Hoey noted the uproar in Massachusetts when it began starting its playoffs before Thanksgiving.
"The opinion of ADs in Massachusetts is that the new playoff system has really decimated the whole Thanksgiving Day atmosphere up there," Hoey said.
Buonocore said he's not for or against starting the playoffs before Thanksgiving. He also doesn't believe starting them before Thanksgiving would dilute those games, noting that teams went all-out on Thanksgiving when only two teams qualified in each playoff divisions (1976-94).
"I was fortunate to play in three state championship games," Buonocore said. "We qualified every year before that Thanksgiving Day game. We knew we were playing for a state championship (the following week). We still showed up on Thanksgiving Day and played. … Thanksgiving Day games have been a big part of my life since I was born, believe me. I'm taking nothing away from it, but I'm looking at it from all angles."

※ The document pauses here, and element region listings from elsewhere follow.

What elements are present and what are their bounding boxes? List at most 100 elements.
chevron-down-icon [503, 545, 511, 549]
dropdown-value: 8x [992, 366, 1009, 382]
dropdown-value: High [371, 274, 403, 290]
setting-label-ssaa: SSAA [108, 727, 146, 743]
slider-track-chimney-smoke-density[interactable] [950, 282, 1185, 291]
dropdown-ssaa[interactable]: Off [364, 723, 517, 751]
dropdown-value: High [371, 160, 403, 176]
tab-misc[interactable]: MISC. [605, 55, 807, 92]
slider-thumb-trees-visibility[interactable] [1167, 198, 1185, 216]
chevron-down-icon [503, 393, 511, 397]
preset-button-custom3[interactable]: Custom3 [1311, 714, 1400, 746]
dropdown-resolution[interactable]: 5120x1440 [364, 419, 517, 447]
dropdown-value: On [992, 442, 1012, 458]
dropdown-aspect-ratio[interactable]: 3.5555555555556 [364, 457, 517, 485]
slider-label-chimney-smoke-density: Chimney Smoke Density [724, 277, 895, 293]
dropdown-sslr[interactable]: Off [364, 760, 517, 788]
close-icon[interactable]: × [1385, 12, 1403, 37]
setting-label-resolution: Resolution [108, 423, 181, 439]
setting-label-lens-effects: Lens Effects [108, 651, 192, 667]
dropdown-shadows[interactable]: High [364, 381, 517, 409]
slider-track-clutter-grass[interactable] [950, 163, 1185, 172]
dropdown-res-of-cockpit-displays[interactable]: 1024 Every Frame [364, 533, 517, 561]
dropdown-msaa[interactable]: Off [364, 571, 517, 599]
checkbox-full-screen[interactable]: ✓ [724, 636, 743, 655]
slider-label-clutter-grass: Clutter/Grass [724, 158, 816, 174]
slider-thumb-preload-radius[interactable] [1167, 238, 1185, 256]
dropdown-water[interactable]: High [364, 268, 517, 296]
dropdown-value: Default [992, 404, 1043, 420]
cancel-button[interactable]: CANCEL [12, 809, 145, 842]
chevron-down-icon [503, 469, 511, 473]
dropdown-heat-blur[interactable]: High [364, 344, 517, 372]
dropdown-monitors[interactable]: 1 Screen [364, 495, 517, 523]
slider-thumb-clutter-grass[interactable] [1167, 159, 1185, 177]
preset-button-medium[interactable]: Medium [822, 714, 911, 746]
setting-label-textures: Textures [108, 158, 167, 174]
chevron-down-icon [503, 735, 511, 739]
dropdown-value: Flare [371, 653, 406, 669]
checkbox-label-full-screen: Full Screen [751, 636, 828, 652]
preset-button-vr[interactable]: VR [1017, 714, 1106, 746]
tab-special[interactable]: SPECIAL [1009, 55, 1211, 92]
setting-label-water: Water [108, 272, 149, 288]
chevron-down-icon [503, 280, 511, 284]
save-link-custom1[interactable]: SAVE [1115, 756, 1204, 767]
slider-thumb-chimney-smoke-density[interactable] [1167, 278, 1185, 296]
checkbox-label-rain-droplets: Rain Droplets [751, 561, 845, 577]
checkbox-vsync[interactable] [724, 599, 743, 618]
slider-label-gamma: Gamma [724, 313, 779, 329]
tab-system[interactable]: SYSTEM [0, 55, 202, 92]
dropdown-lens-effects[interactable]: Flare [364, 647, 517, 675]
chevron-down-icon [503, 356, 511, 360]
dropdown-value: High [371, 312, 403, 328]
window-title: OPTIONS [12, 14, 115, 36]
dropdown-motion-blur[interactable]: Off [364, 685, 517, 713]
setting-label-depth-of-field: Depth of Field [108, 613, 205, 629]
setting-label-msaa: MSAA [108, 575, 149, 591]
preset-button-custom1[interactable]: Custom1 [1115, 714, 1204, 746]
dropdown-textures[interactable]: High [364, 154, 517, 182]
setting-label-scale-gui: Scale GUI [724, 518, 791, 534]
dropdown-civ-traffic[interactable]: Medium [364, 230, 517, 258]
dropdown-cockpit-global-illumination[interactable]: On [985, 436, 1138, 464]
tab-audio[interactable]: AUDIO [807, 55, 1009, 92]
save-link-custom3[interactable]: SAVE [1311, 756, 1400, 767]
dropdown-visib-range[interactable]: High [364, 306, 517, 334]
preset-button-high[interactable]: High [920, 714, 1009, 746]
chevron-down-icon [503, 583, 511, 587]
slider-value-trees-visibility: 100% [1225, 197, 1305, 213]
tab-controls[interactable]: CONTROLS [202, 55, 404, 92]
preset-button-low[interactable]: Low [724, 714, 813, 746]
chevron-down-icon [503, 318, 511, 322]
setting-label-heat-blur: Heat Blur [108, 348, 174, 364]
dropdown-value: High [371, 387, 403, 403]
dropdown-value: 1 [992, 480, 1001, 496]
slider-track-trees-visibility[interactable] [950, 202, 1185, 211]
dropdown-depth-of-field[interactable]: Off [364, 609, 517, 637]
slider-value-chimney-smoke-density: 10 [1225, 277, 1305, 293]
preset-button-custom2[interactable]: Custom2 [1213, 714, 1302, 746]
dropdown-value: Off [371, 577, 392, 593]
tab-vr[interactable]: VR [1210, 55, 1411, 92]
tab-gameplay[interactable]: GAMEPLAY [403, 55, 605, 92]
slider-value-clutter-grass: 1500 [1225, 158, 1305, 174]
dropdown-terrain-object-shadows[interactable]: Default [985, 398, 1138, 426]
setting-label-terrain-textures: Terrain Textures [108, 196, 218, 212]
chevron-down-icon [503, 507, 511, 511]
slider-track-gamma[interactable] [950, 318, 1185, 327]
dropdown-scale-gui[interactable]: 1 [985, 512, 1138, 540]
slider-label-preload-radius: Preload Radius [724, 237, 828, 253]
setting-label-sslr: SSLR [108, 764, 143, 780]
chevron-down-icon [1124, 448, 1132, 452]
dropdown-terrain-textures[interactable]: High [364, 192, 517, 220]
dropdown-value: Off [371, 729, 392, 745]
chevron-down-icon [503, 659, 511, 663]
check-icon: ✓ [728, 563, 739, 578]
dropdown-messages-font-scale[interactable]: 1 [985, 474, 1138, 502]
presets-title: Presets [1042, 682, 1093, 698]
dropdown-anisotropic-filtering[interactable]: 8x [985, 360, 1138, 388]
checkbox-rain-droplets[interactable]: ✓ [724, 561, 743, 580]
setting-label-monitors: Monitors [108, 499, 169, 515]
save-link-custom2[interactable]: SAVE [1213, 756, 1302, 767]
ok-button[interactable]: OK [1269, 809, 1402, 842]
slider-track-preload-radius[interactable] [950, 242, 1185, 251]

Hoey would like the regular season capped at 10 games - the calendar allows for an 11-game season every few years. He and the coaches don't want to shrink the number of playoff participants, either.
Hoey discussed a format with eight four-team playoff divisions. The top eight teams in Class LL, L, M and S would be broken up into two divisions, and a semifinal and final round would be played over two weeks.
"This is all hypothetical at this point," Hoey said. "The committee will look at all options on the table."
New Canaan coach Lou Marinelli, the chairperson on the football committee, was asked about that format.
"Seeing as New Jersey has about 800 state champions, I don't think that would be such a bad thing," Marinelli said. "That sounds good to me."
Asked if eight state champions were too many for a small state, Marinelli said, "From whose view? Not from a kids viewpoint if he has a chance to win a state championship in his division."